Yes, abstinence is mentioned, because students must apparently be given a new concept of abstinence, that it’s “up to each person” (at age 12 and 13) to define what they believe is “abstinence,” including any act short of vaginal intercourse. And that may qualify if “protection” is used and one is successful in preventing pregnancy or sexually transmitted infections. The clear implication is left that abortion can also be the solution at times as well. A Planned Parenthood affiliate developed the curriculum, so of course abortion will not be criticized in “Get Real.”
Gender “change” is pushed as totally normal.
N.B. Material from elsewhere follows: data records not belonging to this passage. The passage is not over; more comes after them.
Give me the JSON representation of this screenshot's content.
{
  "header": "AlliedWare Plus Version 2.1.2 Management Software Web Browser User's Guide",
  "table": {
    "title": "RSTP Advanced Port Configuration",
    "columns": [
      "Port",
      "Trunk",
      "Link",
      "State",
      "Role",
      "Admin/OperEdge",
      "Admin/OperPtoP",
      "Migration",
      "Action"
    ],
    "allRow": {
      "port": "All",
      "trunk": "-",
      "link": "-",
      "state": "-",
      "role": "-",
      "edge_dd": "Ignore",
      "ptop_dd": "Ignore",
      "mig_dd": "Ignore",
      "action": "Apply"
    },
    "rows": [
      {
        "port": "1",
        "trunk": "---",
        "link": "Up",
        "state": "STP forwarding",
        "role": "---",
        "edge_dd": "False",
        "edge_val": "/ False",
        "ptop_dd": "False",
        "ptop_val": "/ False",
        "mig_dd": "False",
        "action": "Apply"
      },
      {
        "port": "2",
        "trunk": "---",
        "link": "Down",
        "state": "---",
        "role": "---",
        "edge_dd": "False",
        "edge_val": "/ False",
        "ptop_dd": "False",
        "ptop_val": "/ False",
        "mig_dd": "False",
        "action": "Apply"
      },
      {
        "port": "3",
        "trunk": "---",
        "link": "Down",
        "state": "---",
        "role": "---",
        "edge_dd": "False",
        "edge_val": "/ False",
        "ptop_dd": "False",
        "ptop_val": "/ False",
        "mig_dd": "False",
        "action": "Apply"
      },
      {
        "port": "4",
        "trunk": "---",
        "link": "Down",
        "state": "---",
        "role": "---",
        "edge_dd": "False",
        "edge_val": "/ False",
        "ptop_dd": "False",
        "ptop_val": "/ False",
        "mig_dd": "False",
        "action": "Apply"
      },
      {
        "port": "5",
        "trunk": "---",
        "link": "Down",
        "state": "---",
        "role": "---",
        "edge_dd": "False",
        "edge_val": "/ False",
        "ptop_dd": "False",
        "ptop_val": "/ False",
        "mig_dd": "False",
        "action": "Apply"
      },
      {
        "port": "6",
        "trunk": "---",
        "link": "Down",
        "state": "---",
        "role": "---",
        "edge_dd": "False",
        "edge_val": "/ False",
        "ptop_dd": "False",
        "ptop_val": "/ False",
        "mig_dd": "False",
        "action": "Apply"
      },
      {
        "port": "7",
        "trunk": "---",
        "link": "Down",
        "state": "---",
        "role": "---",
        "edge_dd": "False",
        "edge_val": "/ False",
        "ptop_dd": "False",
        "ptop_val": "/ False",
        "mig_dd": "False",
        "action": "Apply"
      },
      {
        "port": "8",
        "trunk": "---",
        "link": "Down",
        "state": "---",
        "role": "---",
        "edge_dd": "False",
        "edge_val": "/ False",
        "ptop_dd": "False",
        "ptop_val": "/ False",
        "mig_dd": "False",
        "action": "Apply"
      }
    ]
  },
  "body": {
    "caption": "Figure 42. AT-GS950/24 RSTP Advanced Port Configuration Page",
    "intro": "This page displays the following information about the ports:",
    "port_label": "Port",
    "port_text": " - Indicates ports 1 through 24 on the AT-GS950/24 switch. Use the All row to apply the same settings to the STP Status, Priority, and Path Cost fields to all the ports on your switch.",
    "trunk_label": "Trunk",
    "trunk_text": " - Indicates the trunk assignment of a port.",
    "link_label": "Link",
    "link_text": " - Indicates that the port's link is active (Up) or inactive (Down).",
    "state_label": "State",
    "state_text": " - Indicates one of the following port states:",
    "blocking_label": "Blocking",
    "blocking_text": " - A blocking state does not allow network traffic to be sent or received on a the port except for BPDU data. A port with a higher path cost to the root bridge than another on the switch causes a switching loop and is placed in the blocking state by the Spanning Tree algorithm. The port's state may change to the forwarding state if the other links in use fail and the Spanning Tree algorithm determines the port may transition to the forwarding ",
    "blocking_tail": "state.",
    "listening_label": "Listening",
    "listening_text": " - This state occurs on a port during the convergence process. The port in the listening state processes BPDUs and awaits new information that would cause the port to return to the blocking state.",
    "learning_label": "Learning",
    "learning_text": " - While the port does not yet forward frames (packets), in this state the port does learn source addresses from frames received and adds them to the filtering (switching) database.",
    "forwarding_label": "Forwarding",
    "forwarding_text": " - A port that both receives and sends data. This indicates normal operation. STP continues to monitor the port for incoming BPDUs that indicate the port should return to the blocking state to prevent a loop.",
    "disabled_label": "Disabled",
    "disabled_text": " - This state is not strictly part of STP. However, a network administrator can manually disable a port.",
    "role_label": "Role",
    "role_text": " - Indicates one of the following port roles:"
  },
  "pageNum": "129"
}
Yet surveys have indicated that most voters oppose this medically-unnecessary child disfigurement and an Ohio bill was introduced in November to prevent such abusive gender treatments of minor children.
“Get Real” also presents elements that are sure to divide children and parents by asking adolescents to reflect on the “pros and cons” of what parents and other influences have taught them.
The mother lode of harmful material is what kids learn at the end. They are urged to consult a variety of anti-family, pro-abortion resources like, of course, Planned Parenthood. Should any minor children be taught to trust Planned Parenthood, with clinics that would have gladly put them to death in utero had their mothers dropped in? Seventh graders are also referred to the anti-child Human Rights Campaign, the leading homosexual/ “transgender” group in the nation, whose platform and activities viciously oppose faithful Christian values.
And among the other anti-child “experts” middle schoolers ought to consult, according to “Get Real,” are SIECUS and Advocates for Youth, which have been promoting obscene, child-endangering sex ed for decades, and the porn-laden book It’s Perfectly Normal, marketed by many comprehensive sex ed supporters to children. It features sketches of children masturbating, males with full erections, homosexual men in bed together, and adult couples engaging in intercourse.